A principal bandeira de Boric sempre foi a promoção de um Estado de bem-estar social no país andino. E esse desafio exigirá do futuro presidente não só vontade, mas, principalmente, capacidade de dialogar com as diferentes forças políticas chilenas.
Nos últimos 50 anos, o Chile foi sonho, símbolo, espelho e paraíso para qualquer Paulo Guedes que tenha pisado algum dia neste planeta. Falar em neoliberalismo como conhecemos hoje é falar em Chile. Antes mesmo de Margaret Thatcher no Reino Unido e Ronald Reagan nos Estados Unidos nos anos 1980.
O modelo econômico neoliberal chileno é algo incrustrado na sociedade chilena desde a década anterior, durante a ditadura de Augusto Pinochet com os chamados “Chicago Boys”, grupo de jovens economistas chilenos que formularam a implantação do modelo. E que continuou nos 31 anos subsequentes da redemocratização até hoje. Portanto, tudo de bom e principalmente de ruim que aconteceu no modo de viver da sociedade chilena é fruto disso.
Se por um lado, foram colhidas as benesses de uma situação econômica quase sempre estável, por outro o custo foi o alto grau de endividamento dos mais pobres e da classe média para ter acesso a educação, saúde e previdência. Assim como um dos índices mais elevados do mundo de concentração de renda nas mãos dos mais ricos. A saturação desses problemas socioeconômicos é o núcleo dos protestos de outubro de 2019 que levaram à formação de uma Assembleia Constituinte.

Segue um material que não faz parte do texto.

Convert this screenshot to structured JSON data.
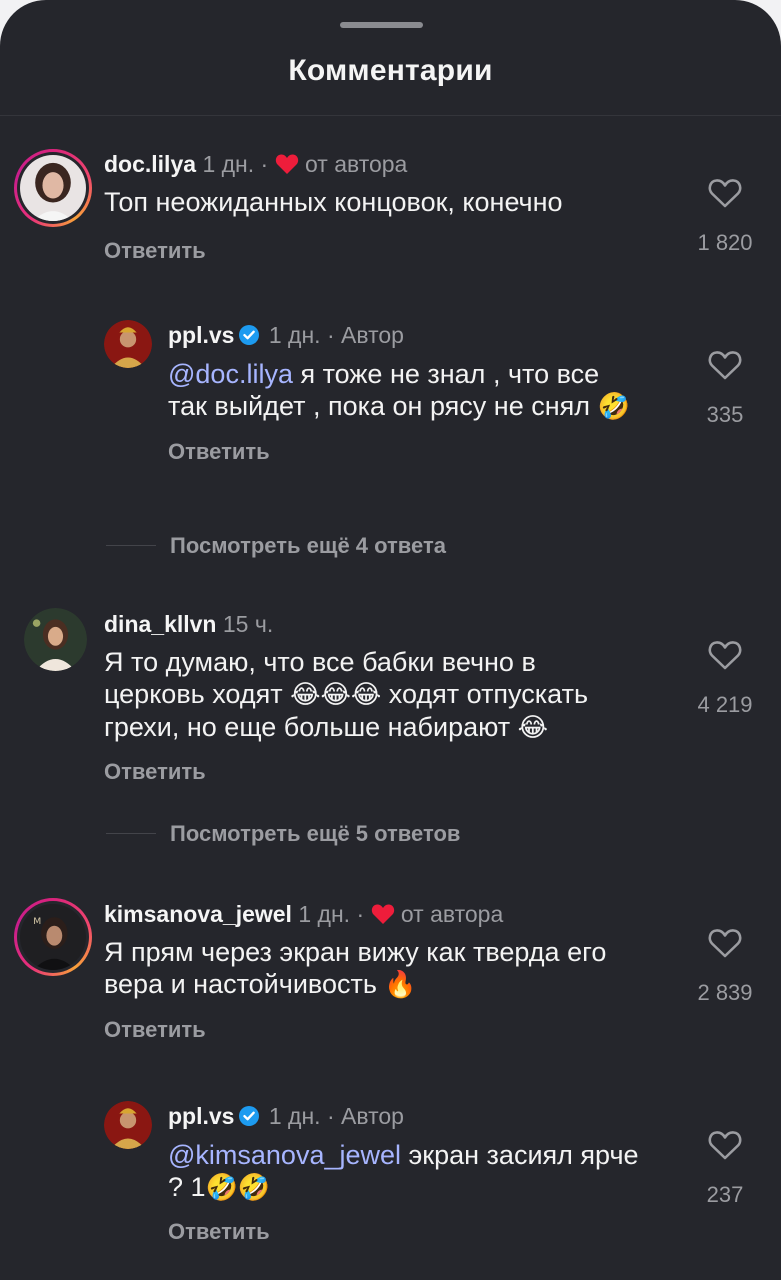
{
  "header": {
    "title": "Комментарии"
  },
  "colors": {
    "background": "#25262c",
    "muted": "#9b9ca1",
    "mention": "#a7b5ff",
    "heart": "#ee1d3b",
    "verified": "#1d9bf0"
  },
  "comments": [
    {
      "user": "doc.lilya",
      "time": "1 дн.",
      "dot": "·",
      "tag": "от автора",
      "text": "Топ неожиданных концовок, конечно",
      "reply_label": "Ответить",
      "likes": "1 820",
      "icons": {
        "avatar": "avatar-doc-lilya",
        "like": "heart-outline-icon",
        "author_like": "heart-filled-icon"
      }
    },
    {
      "user": "ppl.vs",
      "time": "1 дн.",
      "dot": "·",
      "tag": "Автор",
      "mention": "@doc.lilya",
      "text_part1": " я тоже не знал , что все",
      "text_line2": "так выйдет , пока он рясу не снял ",
      "emoji_1": "🤣",
      "reply_label": "Ответить",
      "likes": "335"
    },
    {
      "more_replies": "Посмотреть ещё 4 ответа"
    },
    {
      "user": "dina_kllvn",
      "time": "15 ч.",
      "text_line1": "Я то думаю, что все бабки вечно в",
      "text_line2a": "церковь ходят ",
      "emoji_laugh": "😂",
      "text_line2b": " ходят отпускать",
      "text_line3": "грехи, но еще больше набирают ",
      "reply_label": "Ответить",
      "likes": "4 219"
    },
    {
      "more_replies": "Посмотреть ещё 5 ответов"
    },
    {
      "user": "kimsanova_jewel",
      "time": "1 дн.",
      "dot": "·",
      "tag": "от автора",
      "text_line1": "Я прям через экран вижу как тверда его",
      "text_line2": "вера и настойчивость ",
      "emoji_fire": "🔥",
      "reply_label": "Ответить",
      "likes": "2 839"
    },
    {
      "user": "ppl.vs",
      "time": "1 дн.",
      "dot": "·",
      "tag": "Автор",
      "mention": "@kimsanova_jewel",
      "text_part1": " экран засиял ярче",
      "text_line2": "? 1",
      "emoji_1": "🤣",
      "reply_label": "Ответить",
      "likes": "237"
    }
  ]
}
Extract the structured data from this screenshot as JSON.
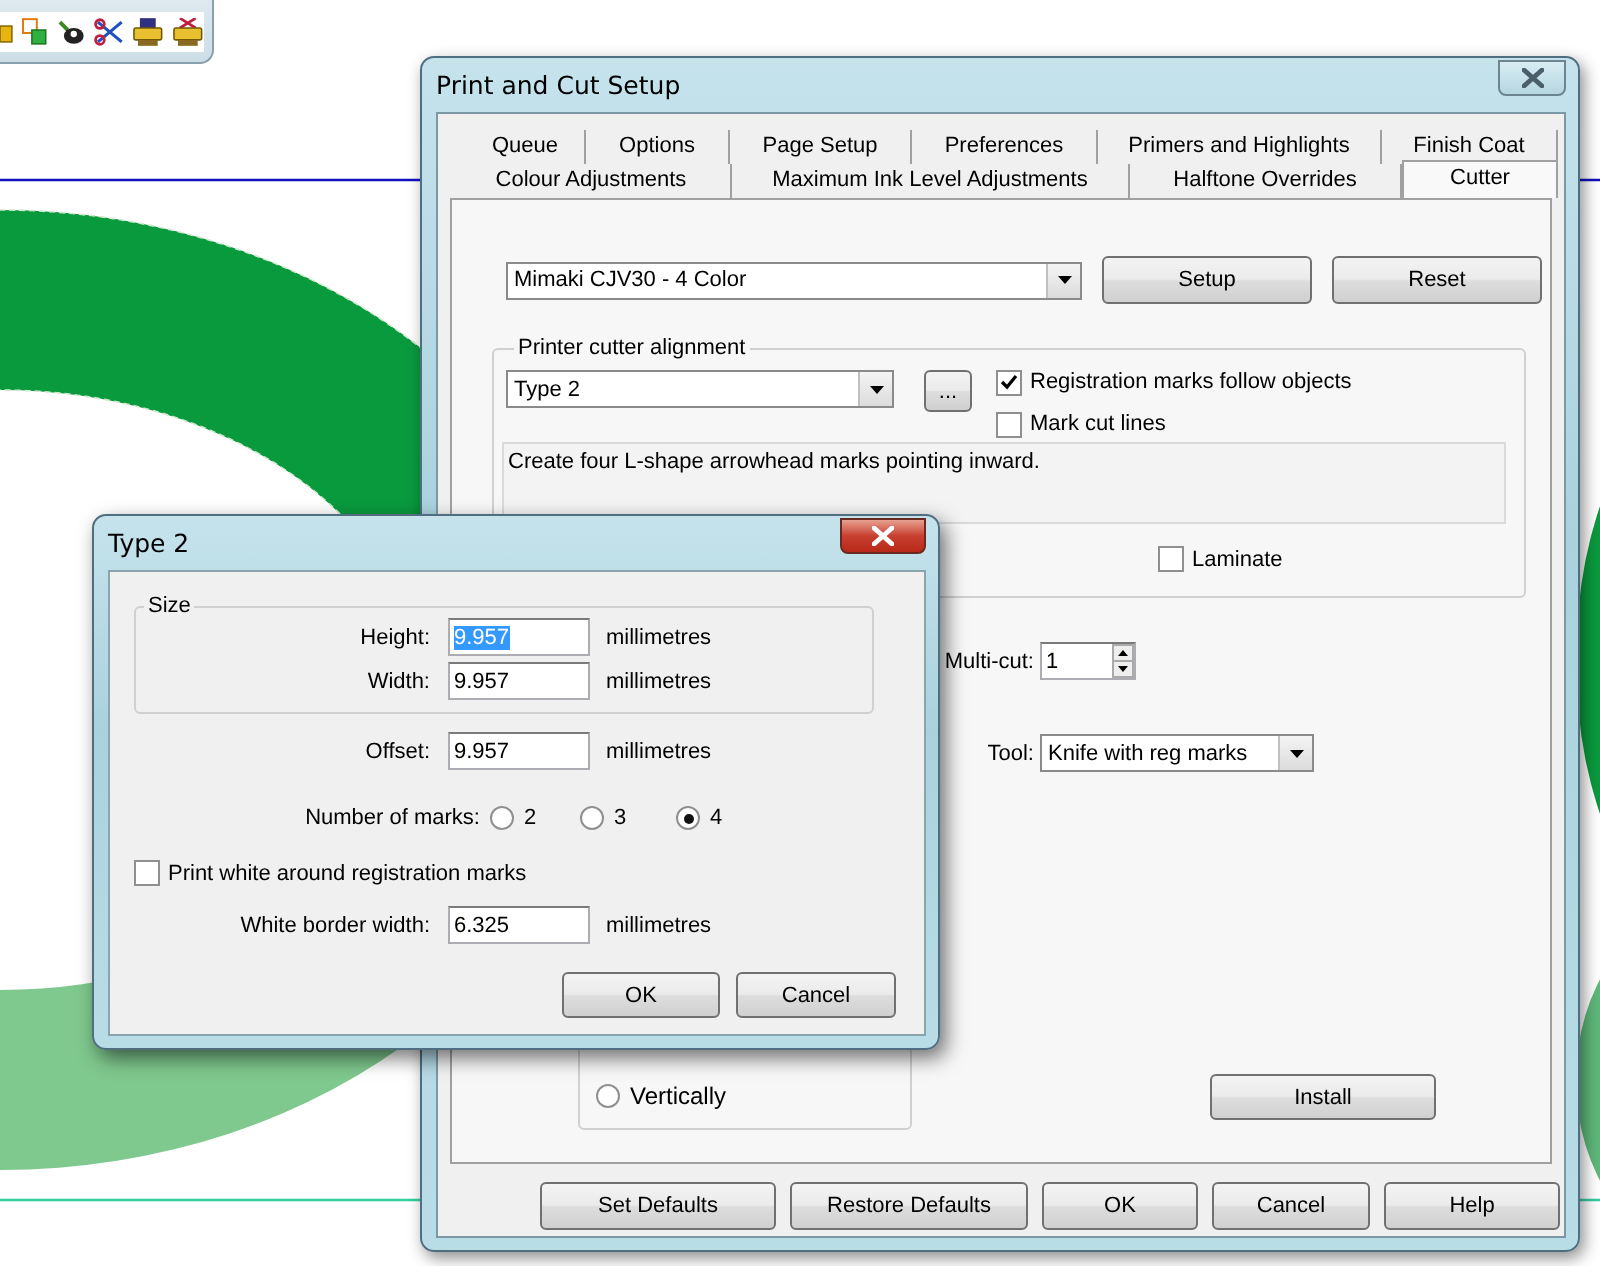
{
  "main_dialog": {
    "title": "Print and Cut Setup",
    "tab_rows": [
      [
        {
          "label": "Queue",
          "selected": false
        },
        {
          "label": "Options",
          "selected": false
        },
        {
          "label": "Page Setup",
          "selected": false
        },
        {
          "label": "Preferences",
          "selected": false
        },
        {
          "label": "Primers and Highlights",
          "selected": false
        },
        {
          "label": "Finish Coat",
          "selected": false
        }
      ],
      [
        {
          "label": "Colour Adjustments",
          "selected": false
        },
        {
          "label": "Maximum Ink Level Adjustments",
          "selected": false
        },
        {
          "label": "Halftone Overrides",
          "selected": false
        },
        {
          "label": "Cutter",
          "selected": true
        }
      ]
    ],
    "printer": {
      "value": "Mimaki CJV30 - 4 Color"
    },
    "printer_buttons": [
      "Setup",
      "Reset"
    ],
    "alignment": {
      "legend": "Printer cutter alignment",
      "type_value": "Type 2",
      "browse_button": "...",
      "checkboxes": [
        {
          "label": "Registration marks follow objects",
          "checked": true
        },
        {
          "label": "Mark cut lines",
          "checked": false
        }
      ],
      "description": "Create four L-shape arrowhead marks pointing inward.",
      "laminate": {
        "label": "Laminate",
        "checked": false
      }
    },
    "multi_cut": {
      "label": "Multi-cut:",
      "value": "1"
    },
    "tool": {
      "label": "Tool:",
      "value": "Knife with reg marks"
    },
    "direction": {
      "label": "Vertically",
      "selected": false
    },
    "install_button": "Install",
    "footer_buttons": [
      "Set Defaults",
      "Restore Defaults",
      "OK",
      "Cancel",
      "Help"
    ]
  },
  "type_dialog": {
    "title": "Type 2",
    "size_legend": "Size",
    "size_fields": [
      {
        "label": "Height:",
        "value": "9.957",
        "unit": "millimetres",
        "text_selected": true
      },
      {
        "label": "Width:",
        "value": "9.957",
        "unit": "millimetres",
        "text_selected": false
      }
    ],
    "offset": {
      "label": "Offset:",
      "value": "9.957",
      "unit": "millimetres"
    },
    "marks": {
      "label": "Number of marks:",
      "options": [
        {
          "label": "2",
          "selected": false
        },
        {
          "label": "3",
          "selected": false
        },
        {
          "label": "4",
          "selected": true
        }
      ]
    },
    "print_white": {
      "label": "Print white around registration marks",
      "checked": false
    },
    "border_width": {
      "label": "White border width:",
      "value": "6.325",
      "unit": "millimetres"
    },
    "buttons": [
      "OK",
      "Cancel"
    ]
  }
}
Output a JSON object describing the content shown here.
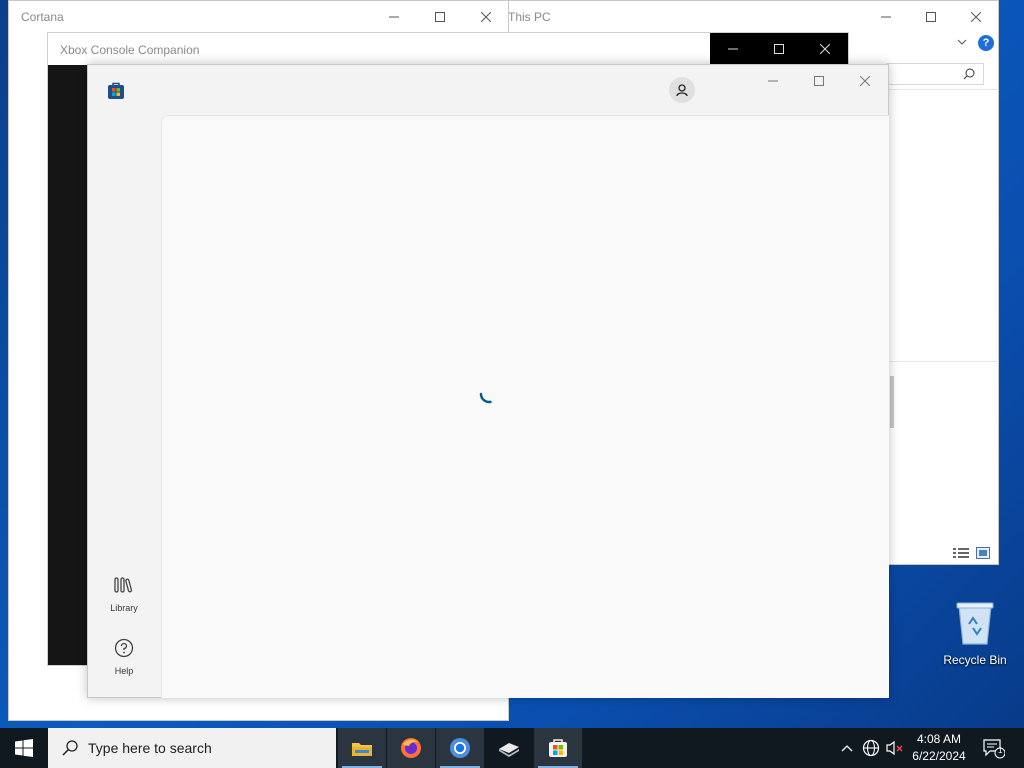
{
  "windows": {
    "this_pc": {
      "title": "This PC"
    },
    "cortana": {
      "title": "Cortana"
    },
    "xbox": {
      "title": "Xbox Console Companion"
    },
    "store": {
      "nav": [
        {
          "label": "Library",
          "icon": "library-icon"
        },
        {
          "label": "Help",
          "icon": "help-icon"
        }
      ]
    }
  },
  "desktop": {
    "recycle_bin": {
      "label": "Recycle Bin"
    }
  },
  "taskbar": {
    "search_placeholder": "Type here to search",
    "apps": [
      "file-explorer-icon",
      "firefox-icon",
      "chrome-icon",
      "app-icon",
      "microsoft-store-icon"
    ],
    "clock": {
      "time": "4:08 AM",
      "date": "6/22/2024"
    },
    "notification_count": "1"
  },
  "colors": {
    "accent": "#0a5bd6",
    "help_blue": "#1e6fd9",
    "spinner": "#0a5a8a"
  }
}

O triunfo incontestável de Gabriel Boric (55,9% x 44,1%) representa uma quebra de paradigma na história chilena que não se via desde a vitória de Salvador Allende em 1970. No entanto, o futuro presidente mais jovem do Chile (ele tomará posse em março aos 36 anos) parece ter ciência que o caminho para esse Estado de bem-estar com expansão de direitos sociais é tortuoso e sensível a rupturas mais drásticas.
Tanto que, no discurso de vitória da noite de domingo em Santiago, Boric fez questão de enfatizar o cuidado que promete ter com a responsabilidade fiscal. A capacidade de diálogo do jovem futuro presidente com diferentes forças políticas e econômicas será posta à prova a partir do seu primeiro dia de mandato. E é o sucesso ou fracasso dela que dirá se o Chile entrará agora em uma era pós-neoliberal.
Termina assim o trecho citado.